Nein, es hat sich nicht alles verändert. Wir leben nur deutlicher, offener, medialer. Kritischer auch und die Menschen heute mit ihrem Leben ehrlicher als es früher möglich war. Homosexuelle können heute sagen, dass sie es sind ohne dafür verfolgt zu werden (na ja, Russland macht da gerade eine fragwürdige Kehrtwende), leben Beziehung, leben treu den Versuch ein Leben lang mit dem richtigen Menschen an der Seite glücklich zu sein. Und ja, auch schwule Männer und lesbische Frauen sind gläubige Christen! Die Gott erfahren haben. Als liebenden Gott. Als einen, der in ihrem Leben bleibt. Und wie erfahren sie Kirche?

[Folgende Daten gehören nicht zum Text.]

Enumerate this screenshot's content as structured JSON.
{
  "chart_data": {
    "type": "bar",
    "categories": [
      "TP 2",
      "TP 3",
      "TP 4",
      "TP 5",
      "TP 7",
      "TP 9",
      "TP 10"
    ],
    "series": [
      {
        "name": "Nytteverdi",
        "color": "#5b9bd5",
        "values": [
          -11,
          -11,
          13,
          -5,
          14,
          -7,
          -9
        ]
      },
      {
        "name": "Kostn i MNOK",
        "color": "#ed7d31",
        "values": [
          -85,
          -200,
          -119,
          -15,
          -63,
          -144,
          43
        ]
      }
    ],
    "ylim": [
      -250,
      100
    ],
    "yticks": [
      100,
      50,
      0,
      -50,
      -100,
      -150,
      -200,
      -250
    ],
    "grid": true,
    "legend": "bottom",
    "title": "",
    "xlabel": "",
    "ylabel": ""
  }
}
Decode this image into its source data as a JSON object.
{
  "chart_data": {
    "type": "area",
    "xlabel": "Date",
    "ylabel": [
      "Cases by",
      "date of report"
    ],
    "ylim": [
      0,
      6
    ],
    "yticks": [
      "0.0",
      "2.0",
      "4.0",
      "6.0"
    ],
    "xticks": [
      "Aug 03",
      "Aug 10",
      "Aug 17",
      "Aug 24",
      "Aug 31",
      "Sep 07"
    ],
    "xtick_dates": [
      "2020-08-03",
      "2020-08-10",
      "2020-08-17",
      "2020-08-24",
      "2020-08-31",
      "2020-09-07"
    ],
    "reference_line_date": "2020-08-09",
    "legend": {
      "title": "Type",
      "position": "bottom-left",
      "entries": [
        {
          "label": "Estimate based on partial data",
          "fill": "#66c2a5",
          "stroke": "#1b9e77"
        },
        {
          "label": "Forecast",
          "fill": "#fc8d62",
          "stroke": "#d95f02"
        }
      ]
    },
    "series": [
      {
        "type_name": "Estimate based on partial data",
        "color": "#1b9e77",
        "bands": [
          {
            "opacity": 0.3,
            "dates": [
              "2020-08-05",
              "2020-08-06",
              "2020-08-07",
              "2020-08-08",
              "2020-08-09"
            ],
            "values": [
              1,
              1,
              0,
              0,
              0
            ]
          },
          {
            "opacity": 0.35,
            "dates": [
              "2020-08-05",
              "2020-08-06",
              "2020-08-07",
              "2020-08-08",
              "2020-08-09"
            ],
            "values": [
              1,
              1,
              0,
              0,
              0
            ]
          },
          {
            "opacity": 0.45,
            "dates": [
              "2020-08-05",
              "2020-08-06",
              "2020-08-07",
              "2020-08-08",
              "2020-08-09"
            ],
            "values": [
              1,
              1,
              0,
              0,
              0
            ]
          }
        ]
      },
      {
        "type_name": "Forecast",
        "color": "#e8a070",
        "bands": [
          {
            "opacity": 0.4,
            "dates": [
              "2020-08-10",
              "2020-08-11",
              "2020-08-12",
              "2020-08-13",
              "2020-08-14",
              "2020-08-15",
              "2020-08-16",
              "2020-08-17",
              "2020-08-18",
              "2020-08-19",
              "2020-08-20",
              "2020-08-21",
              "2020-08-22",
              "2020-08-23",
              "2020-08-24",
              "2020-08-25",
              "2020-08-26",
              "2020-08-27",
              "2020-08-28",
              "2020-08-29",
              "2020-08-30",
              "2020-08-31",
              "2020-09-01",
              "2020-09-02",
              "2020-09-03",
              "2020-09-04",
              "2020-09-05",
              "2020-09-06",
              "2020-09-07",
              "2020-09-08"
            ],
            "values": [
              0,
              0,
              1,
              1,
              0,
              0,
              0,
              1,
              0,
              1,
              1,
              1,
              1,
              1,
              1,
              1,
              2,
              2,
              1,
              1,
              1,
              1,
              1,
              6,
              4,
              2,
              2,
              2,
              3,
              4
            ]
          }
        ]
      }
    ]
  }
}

Das ist das Thema,  das ein längst verstorbener Junge, der unsagbar unter Vertretern der Kirche gelitten hat, bei mir losgetreten hat. Es hat sich vieles verändert, in unserer Gesellschaft und auch der Kirche. Nicht jede Veränderung ist etwas Gutes. Nicht jede "Lockerung" schafft Bewußtsein. Ich weiß das alles.
Ich kenne genug Orte und Menschen, Priester und Laien, die mit den schwierigen Themen einen eigenen Umgang gefunden haben. Die Menschen Heimat geben können. Wenn ich sie nicht kennen würde, würde ich vielleicht nicht glauben, dass Gott seine ganz eigenen Wege geht. Und dass er jeden so nimmt, wie er ist.  Annimmt - ganz, nicht nur hier und da. Nicht unter bestimmten Voraussetzungen. Nicht nach Vorschrift. Sondern ganz und einfach so.